By letting go of the desire to compete and the pressure to produce, Beth has freed herself to be creative. She can make art simply for the sake of art. So the question is, what does one do with that kind of freedom?
Beth knows she will be more successful by keeping her photography plans manageable and realistic. She is looking at her new year goals as a loose framework that can be scaled up and down as needed.
She is currently gravitating toward projects that can be done anywhere, like using abstracts or in-camera effects to create her signature soothing, nature images. Her photographic journey in 2022 is more about the experience than the results. The benefits to that are two-fold. First, it will allow her to explore “off the beaten path” locations and find areas that aren’t shot to death. Some days that might look like a weekend trip to a new spot, and other days, it might be a trip to the backyard between work hours.
That freeing mindset will also encourage her to experiment. For example, her trip in late December wasn’t a photography vacation. She and her husband had no expectations going into the trip, especially since they weren’t going to an iconic landscape photography location. As she so succinctly put it, “that made it a lot more fun to experiment and play to create images that conveyed a sense of place, but not in a literal way.”

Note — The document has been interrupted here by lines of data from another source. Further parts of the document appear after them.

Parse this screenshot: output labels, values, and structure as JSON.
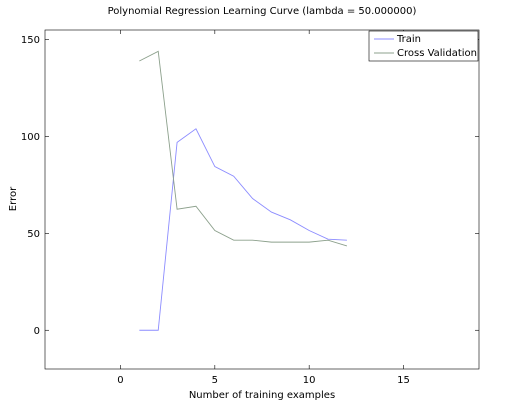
{
  "chart_data": {
    "type": "line",
    "title": "Polynomial Regression Learning Curve (lambda = 50.000000)",
    "xlabel": "Number of training examples",
    "ylabel": "Error",
    "xlim": [
      -4,
      19
    ],
    "ylim": [
      -20,
      155
    ],
    "xticks": [
      0,
      5,
      10,
      15
    ],
    "yticks": [
      0,
      50,
      100,
      150
    ],
    "grid": false,
    "legend_position": "top-right",
    "x": [
      1,
      2,
      3,
      4,
      5,
      6,
      7,
      8,
      9,
      10,
      11,
      12
    ],
    "series": [
      {
        "name": "Train",
        "color": "#8c8cff",
        "values": [
          0.0,
          0.0,
          97.0,
          104.0,
          84.5,
          79.5,
          68.0,
          61.0,
          57.0,
          51.5,
          47.0,
          46.5
        ]
      },
      {
        "name": "Cross Validation",
        "color": "#8ca08c",
        "values": [
          139.0,
          144.0,
          62.5,
          64.0,
          51.5,
          46.5,
          46.5,
          45.5,
          45.5,
          45.5,
          46.5,
          43.5
        ]
      }
    ]
  }
}
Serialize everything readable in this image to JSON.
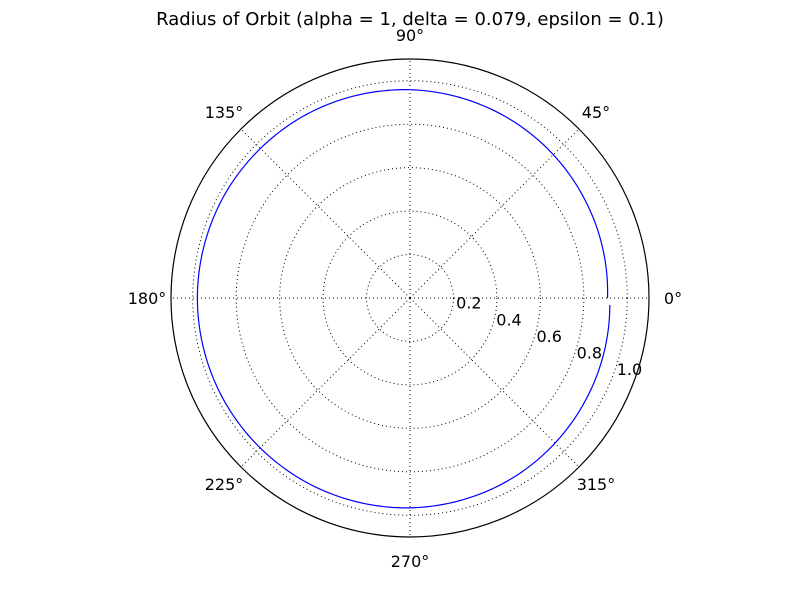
{
  "chart_data": {
    "type": "line",
    "projection": "polar",
    "title": "Radius of Orbit (alpha = 1, delta = 0.079, epsilon = 0.1)",
    "theta_tick_labels": [
      "0°",
      "45°",
      "90°",
      "135°",
      "180°",
      "225°",
      "270°",
      "315°"
    ],
    "theta_ticks_deg": [
      0,
      45,
      90,
      135,
      180,
      225,
      270,
      315
    ],
    "r_ticks": [
      0.2,
      0.4,
      0.6,
      0.8,
      1.0
    ],
    "r_tick_labels": [
      "0.2",
      "0.4",
      "0.6",
      "0.8",
      "1.0"
    ],
    "rlim": [
      0,
      1.1
    ],
    "grid": true,
    "series": [
      {
        "color": "#0000ff",
        "theta_deg": [
          0,
          30,
          60,
          90,
          120,
          150,
          180,
          210,
          240,
          270,
          300,
          330,
          358
        ],
        "r": [
          0.9091,
          0.9235,
          0.9422,
          0.9587,
          0.9704,
          0.9767,
          0.9787,
          0.9774,
          0.9734,
          0.966,
          0.9535,
          0.9349,
          0.9203
        ]
      }
    ]
  },
  "colors": {
    "orbit_line": "#0000ff",
    "frame": "#000000",
    "background": "#ffffff"
  }
}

Another goal Beth mentioned was forgoing her tripod. From day one, most landscape photographers are taught they *must* use a tripod in order to create good images. However, this often limits us, tying us to certain types of scenes. Beth has found that when she is not tethered in place, she is more likely to observe small scenes, and play with things like aperture or shutter speed to convey a mood. Even scenarios where we would typically use a tripod, among other gear, can work if one is willing to leverage their experience.
On Beth’s first day in Mexico, she and her husband went to the beach to watch the sunrise. Instead, they found a billowing thundercloud on the horizon. As she described it, “I had only brought a minimal kit of one lens and a Gorillapod, so I found a flat location on the rocks and set up my camera using this old pier as a foreground element, continuously taking long exposures in the hopes of capturing some lightning. I missed many dramatic lightning bolts between takes and when fumbling with my settings, but managed to get one small bolt as the electrical storm began to die down and as the rising sun cast subtle crepuscular rays in the sky.” By being flexible, and working with the constraints of the gear she carried, Beth still managed to walk away with a satisfying image.
Beth said, “my goals for photography are a direct result of being overworked in 2021, and wanting to ensure that my photography is still compatible with my life circumstances right now.” By being mindful of her own time constraints and limitations, she has created scalable and realistic goals that set her up for a successful year of photography. They can be accomplished whenever and wherever she finds herself. More importantly, her small goals encourage her to be creative and enjoy her art, rather than view it as an obligation. That’s a key component to keeping most resolutions—sticking with a goal is much easier when you love what you’re doing.
So…what are your photographic goals for this year?